First of all, are these correct the way they are written? And how do I know when to capitalize "mayor" and when to leave it in lower case only?
- The Mayor of Northdale made an announcement.
- The mayor gives a speech on Ben Franklin Avenue.
- The mayor buys a turkey at the Tom Turkey Market.
SOURCE OF QUESTION & DATE OF RESPONSE Somewhere, Pennsylvania Wed, Oct 7, 1998 GRAMMAR'S RESPONSE The tendency in most writing manuals nowadays is to recommend not capitalizing such titles unless they're actually part of someone's name, as in "The meeting was called to order by Mayor Duffy." Otherwise, leave it in lower case.
QUESTION What does compound predicate mean and what are compound subject parts ? SOURCE OF QUESTION & DATE OF RESPONSE Perry Hall, Maryland Wed, Oct 7, 1998 GRAMMAR'S RESPONSE A compound predicate means that more than one thing is going on with the subject. "McGwire broke the home-run record and made himself a Hall of Fame candidate." The two parts of the predicate are connected by "and." A compound subject can be as simple and "Joe and I went to the movies." I'm not sure how the word "parts" is being used in your question -- the compound subject, "Joe and I," has two parts. I hope this answers your question.

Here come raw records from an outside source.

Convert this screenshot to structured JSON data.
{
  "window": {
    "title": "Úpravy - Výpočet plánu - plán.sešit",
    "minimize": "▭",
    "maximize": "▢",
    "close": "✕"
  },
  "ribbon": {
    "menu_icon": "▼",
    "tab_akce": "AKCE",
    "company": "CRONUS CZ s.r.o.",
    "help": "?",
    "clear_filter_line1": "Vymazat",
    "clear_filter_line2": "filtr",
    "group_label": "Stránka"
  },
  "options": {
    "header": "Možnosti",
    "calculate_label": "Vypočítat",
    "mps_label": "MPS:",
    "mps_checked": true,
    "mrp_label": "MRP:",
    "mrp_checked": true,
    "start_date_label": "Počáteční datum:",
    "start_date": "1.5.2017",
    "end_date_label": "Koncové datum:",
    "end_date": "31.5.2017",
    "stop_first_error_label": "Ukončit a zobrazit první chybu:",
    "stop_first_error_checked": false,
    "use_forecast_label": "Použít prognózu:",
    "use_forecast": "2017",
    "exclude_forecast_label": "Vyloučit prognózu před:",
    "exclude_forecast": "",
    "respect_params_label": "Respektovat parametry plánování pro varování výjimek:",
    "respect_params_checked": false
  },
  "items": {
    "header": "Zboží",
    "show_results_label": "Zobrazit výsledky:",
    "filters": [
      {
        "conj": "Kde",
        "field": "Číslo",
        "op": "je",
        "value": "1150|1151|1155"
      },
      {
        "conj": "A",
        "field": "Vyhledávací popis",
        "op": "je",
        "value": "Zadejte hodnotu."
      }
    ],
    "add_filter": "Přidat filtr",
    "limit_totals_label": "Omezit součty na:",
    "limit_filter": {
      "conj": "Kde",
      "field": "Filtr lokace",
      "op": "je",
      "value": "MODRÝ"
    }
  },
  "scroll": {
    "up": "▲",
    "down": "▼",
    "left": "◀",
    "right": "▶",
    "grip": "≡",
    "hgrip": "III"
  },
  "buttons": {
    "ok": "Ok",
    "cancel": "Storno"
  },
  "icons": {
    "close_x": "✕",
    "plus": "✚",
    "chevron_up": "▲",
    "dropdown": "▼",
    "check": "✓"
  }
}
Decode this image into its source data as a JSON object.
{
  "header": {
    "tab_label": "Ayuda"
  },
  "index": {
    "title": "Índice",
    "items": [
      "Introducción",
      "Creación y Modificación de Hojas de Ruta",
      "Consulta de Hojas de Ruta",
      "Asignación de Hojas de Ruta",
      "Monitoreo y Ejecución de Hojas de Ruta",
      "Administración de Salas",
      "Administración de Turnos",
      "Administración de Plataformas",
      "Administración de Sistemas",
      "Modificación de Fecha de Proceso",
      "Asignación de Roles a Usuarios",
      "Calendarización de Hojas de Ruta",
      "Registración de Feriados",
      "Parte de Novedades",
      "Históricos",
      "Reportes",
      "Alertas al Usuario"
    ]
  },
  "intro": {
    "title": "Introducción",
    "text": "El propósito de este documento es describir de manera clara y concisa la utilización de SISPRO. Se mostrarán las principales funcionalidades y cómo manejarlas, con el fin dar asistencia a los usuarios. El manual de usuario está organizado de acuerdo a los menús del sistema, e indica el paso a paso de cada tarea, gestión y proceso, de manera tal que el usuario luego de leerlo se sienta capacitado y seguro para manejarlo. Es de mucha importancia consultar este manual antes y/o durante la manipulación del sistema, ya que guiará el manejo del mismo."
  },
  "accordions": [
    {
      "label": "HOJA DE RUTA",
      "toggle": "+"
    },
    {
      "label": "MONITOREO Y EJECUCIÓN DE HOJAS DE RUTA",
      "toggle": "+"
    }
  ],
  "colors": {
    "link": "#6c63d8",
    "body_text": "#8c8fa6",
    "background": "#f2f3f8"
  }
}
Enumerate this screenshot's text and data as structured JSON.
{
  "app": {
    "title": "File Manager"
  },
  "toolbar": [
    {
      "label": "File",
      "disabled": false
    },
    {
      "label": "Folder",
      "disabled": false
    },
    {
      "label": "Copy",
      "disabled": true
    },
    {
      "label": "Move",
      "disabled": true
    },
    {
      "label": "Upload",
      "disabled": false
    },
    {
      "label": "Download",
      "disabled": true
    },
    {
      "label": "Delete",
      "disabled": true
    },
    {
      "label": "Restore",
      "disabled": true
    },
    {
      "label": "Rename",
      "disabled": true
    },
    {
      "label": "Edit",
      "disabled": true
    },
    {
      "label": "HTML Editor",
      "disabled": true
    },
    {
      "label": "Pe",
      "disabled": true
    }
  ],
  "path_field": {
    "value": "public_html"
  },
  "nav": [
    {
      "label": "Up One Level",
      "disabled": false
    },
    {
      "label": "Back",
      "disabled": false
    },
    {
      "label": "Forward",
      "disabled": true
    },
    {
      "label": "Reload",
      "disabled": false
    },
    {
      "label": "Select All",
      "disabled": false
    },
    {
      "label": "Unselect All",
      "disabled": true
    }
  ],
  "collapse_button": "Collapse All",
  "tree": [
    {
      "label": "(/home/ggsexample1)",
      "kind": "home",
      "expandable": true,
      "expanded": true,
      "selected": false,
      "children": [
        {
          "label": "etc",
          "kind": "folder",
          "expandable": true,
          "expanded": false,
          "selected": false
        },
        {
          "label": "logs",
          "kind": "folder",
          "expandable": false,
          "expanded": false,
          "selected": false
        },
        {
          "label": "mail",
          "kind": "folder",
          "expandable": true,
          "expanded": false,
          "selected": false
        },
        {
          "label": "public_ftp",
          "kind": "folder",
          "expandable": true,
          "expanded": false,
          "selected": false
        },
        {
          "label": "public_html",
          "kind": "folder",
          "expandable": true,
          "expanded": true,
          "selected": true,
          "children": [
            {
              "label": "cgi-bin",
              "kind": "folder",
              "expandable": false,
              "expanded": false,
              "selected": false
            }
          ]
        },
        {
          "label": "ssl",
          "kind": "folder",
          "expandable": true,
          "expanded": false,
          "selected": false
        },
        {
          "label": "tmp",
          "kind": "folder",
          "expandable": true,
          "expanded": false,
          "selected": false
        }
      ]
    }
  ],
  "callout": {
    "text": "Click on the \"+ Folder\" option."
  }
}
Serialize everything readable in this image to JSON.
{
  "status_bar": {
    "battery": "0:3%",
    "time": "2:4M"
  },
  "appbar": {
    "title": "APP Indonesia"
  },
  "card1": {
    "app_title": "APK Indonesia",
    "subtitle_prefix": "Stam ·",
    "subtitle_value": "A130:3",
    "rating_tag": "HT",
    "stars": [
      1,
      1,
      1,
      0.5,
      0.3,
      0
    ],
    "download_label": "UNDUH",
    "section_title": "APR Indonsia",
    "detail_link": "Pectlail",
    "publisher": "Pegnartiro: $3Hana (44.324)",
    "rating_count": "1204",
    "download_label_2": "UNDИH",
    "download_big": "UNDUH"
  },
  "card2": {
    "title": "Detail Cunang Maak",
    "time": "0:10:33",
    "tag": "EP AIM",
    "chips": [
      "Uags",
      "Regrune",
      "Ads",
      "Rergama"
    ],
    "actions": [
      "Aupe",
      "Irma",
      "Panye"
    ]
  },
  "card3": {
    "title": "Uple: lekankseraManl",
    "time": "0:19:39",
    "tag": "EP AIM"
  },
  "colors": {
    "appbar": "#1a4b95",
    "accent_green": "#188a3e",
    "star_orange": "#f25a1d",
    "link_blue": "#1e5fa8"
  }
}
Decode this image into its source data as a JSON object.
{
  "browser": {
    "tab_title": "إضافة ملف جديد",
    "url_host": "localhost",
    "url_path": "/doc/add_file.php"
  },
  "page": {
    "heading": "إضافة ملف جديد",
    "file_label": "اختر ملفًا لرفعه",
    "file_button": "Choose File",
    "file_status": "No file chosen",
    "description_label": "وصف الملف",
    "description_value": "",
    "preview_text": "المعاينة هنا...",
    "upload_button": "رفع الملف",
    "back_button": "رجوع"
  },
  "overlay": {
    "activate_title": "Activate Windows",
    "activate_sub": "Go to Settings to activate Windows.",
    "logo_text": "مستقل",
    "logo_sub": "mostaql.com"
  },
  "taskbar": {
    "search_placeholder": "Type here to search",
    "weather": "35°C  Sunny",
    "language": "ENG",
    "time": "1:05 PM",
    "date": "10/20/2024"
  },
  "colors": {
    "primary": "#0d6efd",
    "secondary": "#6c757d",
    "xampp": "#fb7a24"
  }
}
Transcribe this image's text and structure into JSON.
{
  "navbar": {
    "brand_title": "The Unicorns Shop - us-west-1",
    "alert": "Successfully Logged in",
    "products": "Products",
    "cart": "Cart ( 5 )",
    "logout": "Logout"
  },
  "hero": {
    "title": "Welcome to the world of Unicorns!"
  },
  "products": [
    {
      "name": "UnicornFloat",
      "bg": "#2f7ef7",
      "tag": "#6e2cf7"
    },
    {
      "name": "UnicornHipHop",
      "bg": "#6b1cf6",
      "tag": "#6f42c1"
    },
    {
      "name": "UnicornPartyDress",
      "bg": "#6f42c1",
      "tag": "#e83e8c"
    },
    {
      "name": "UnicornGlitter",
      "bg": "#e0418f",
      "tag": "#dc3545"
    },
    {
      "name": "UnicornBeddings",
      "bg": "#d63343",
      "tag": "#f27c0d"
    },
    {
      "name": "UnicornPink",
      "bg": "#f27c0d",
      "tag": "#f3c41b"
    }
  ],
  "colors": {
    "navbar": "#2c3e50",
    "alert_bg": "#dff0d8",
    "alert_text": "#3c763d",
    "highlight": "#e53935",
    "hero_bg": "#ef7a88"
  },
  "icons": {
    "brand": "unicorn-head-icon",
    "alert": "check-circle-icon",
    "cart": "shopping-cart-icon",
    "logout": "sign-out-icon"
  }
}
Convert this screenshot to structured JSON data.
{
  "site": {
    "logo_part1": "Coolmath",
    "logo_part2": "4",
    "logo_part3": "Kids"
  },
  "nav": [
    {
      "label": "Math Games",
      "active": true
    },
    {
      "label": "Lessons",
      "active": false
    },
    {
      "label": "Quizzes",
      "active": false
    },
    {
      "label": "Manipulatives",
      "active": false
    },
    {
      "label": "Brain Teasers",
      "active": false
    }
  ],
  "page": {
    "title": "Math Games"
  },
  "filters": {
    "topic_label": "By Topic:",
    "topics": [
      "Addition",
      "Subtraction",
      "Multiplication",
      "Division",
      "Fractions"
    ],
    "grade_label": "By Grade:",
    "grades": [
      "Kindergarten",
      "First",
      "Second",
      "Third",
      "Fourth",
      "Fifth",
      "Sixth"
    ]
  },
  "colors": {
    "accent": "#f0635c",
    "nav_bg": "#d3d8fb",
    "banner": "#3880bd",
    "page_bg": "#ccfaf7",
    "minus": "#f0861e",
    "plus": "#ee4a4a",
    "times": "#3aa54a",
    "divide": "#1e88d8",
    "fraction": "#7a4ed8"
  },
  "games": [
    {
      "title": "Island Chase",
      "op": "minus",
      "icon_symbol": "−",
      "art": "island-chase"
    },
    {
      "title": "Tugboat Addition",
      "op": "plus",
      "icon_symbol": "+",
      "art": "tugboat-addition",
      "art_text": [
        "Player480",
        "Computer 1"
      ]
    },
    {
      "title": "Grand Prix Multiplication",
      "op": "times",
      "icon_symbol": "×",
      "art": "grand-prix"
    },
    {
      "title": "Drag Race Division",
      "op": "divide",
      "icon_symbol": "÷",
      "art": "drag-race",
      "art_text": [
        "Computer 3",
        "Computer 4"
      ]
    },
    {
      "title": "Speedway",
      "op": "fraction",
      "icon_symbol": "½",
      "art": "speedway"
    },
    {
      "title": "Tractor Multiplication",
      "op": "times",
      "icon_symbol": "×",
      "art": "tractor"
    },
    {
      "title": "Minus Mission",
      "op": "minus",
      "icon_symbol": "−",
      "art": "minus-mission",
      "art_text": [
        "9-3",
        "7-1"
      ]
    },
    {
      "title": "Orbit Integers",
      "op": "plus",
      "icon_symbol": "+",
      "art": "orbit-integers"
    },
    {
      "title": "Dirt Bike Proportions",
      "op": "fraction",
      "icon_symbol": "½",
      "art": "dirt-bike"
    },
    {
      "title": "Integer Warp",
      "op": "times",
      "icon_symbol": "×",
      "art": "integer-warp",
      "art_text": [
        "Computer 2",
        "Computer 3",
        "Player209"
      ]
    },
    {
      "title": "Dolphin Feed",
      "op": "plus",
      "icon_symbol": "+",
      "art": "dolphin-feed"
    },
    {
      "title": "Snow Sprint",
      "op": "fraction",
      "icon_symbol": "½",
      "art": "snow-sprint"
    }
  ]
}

QUESTION When should i make text bold in a document? SOURCE OF QUESTION & DATE OF RESPONSE New Delhi, India Wed, Oct 7, 1998 GRAMMAR'S RESPONSE If you're talking about academic text or material produced for publication elsewhere (not desktop publication), the answer is probably never. Both the MLA Handboook and the APA Manual completely ignore such features of modern word processing. It's probably just as well; some students would go nuts and make every other word bold or in italics or purple.